Fundamentals & External Drivers
Inventory dynamics are already reflecting a gradually tighter environment. A recent survey of market participants points to Malaysian palm stocks edging up modestly in July 2026 after several months of decline, but still hovering near 2.5 million tonnes, which is consistent with the USDA’s forecast of lower carry-out in 2026/27 compared with the prior season.
Externally, several factors reinforce the supportive tone. Anticipated El Niño strengthening into late 2026 raises the probability of more pronounced yield losses in both Malaysia and Indonesia, the two dominant producers.
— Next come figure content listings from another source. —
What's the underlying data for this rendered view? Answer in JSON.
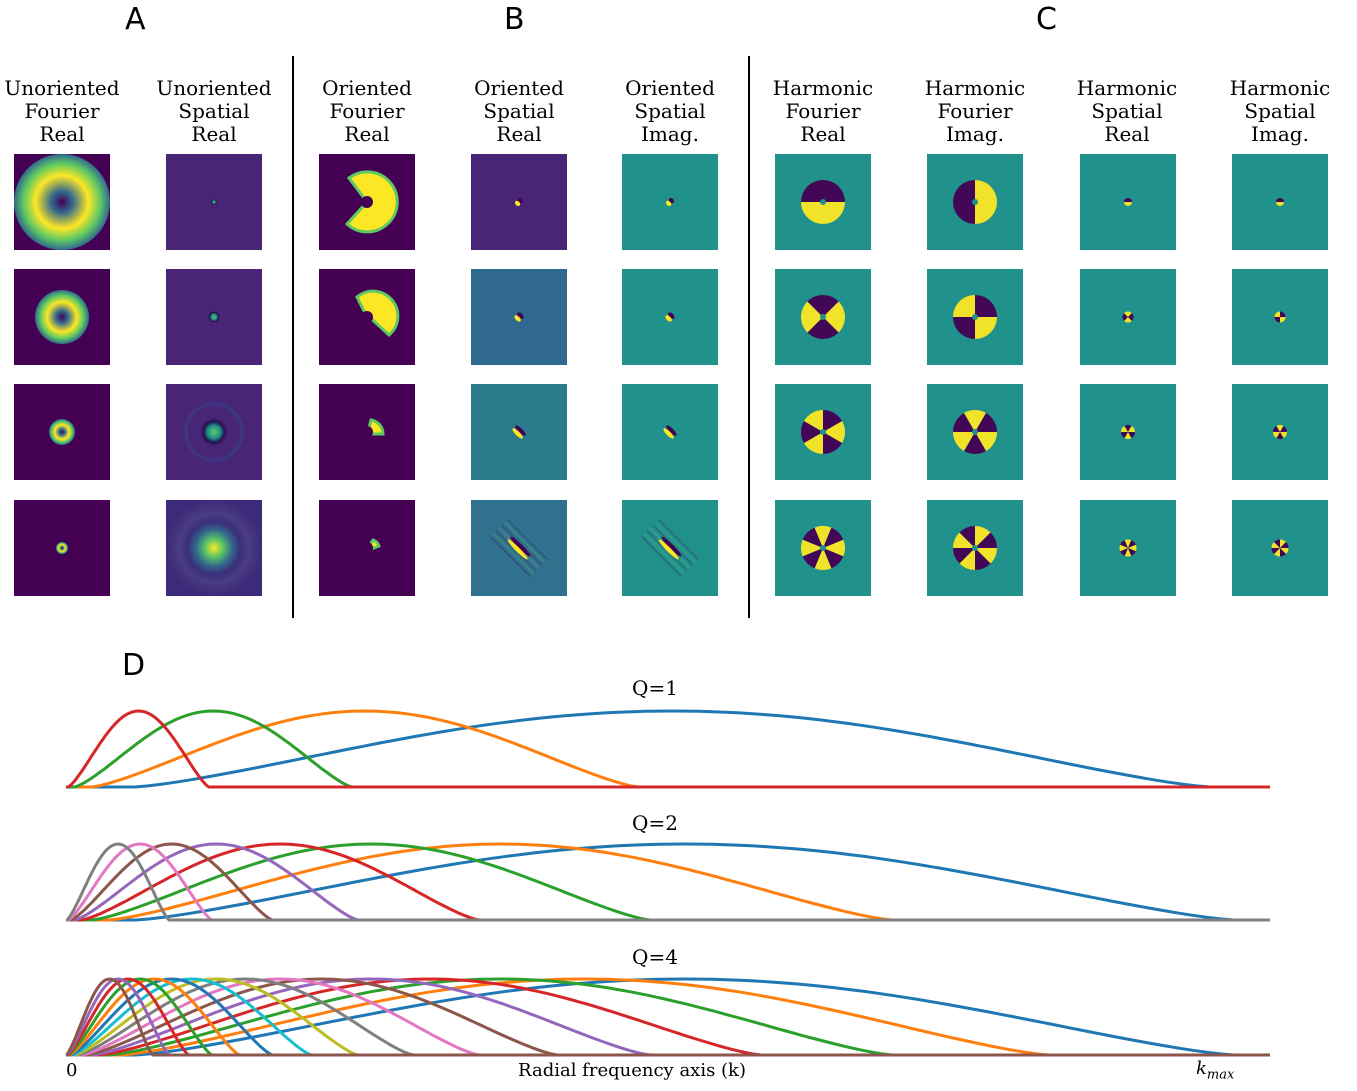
{
  "panels": {
    "a_label": "A",
    "b_label": "B",
    "c_label": "C",
    "d_label": "D"
  },
  "columns": [
    {
      "title": "Unoriented\nFourier\nReal"
    },
    {
      "title": "Unoriented\nSpatial\nReal"
    },
    {
      "title": "Oriented\nFourier\nReal"
    },
    {
      "title": "Oriented\nSpatial\nReal"
    },
    {
      "title": "Oriented\nSpatial\nImag."
    },
    {
      "title": "Harmonic\nFourier\nReal"
    },
    {
      "title": "Harmonic\nFourier\nImag."
    },
    {
      "title": "Harmonic\nSpatial\nReal"
    },
    {
      "title": "Harmonic\nSpatial\nImag."
    }
  ],
  "colors": {
    "viridis_dark": "#440154",
    "viridis_purple": "#482576",
    "viridis_blue": "#31688e",
    "viridis_teal": "#21918c",
    "viridis_green": "#5ec962",
    "viridis_yellow": "#fde725",
    "series": [
      "#1f77b4",
      "#ff7f0e",
      "#2ca02c",
      "#d62728",
      "#9467bd",
      "#8c564b",
      "#e377c2",
      "#7f7f7f",
      "#bcbd22",
      "#17becf"
    ]
  },
  "chart_data": [
    {
      "type": "line",
      "title": "Q=1",
      "filters": 4,
      "x_start": "0",
      "x_end": "k_max"
    },
    {
      "type": "line",
      "title": "Q=2",
      "filters": 8,
      "x_start": "0",
      "x_end": "k_max"
    },
    {
      "type": "line",
      "title": "Q=4",
      "filters": 16,
      "x_start": "0",
      "x_end": "k_max"
    }
  ],
  "axis": {
    "zero": "0",
    "label": "Radial frequency axis (k)",
    "kmax_base": "k",
    "kmax_sub": "max"
  }
}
In parallel, Indonesia’s move towards higher biodiesel blends (B50) and firm crude oil prices are expected to sustain strong consumption for palm-based biodiesel, tightening the global edible oil complex and lending further support to CPO prices.
Weather & El Niño Outlook
Meteorological agencies and market analysts warn that the ongoing El Niño could intensify, with some scenarios pointing to a potential “strong” or even “super” El Niño later in 2026. Malaysian authorities are already preparing for drier-than-normal conditions during the Southwest Monsoon, while private-sector research highlights the historical pattern of palm yield declines with a one- to four-quarter lag after peak dryness.
For plantations, the near-term implication is that July–September 2026 may mark the beginning of the stress period, but most of the production impact should materialise into 2027. This aligns with the USDA’s reduction in Malaysia’s 2026/27 output forecast and supports expectations that supply-side pressure will build over the next 6–12 months rather than ease.
Trading Outlook
- Producers / Sellers: Consider incremental forward hedging for 2026/27 at current EUR-equivalent price levels, given elevated prices and rising downside risk to yields from El Niño.
- Industrial buyers & refiners: Lock in portions of 2026/27 requirements on price dips, as structural demand from B15 in Malaysia and higher biodiesel blends regionally limits the likelihood of a major price correction.
- Speculative participants: Bias remains to the upside into early 2027; short positions should be tightly risk-managed around weather headlines and policy news on biodiesel mandates.
3-Day Directional View (EUR Terms)
- Bursa Malaysia CPO (nearby, EUR/t): Slightly bullish bias; expect prices to hold around the EUR 880–920 range, supported by strong external vegoil markets and persistent El Niño concerns.
- Rotterdam refined palm oil (EUR/t, indicative): Firm to slightly higher, tracking Malaysian futures and broader edible oil strength; any EUR appreciation versus MYR could modestly temper gains for EU buyers.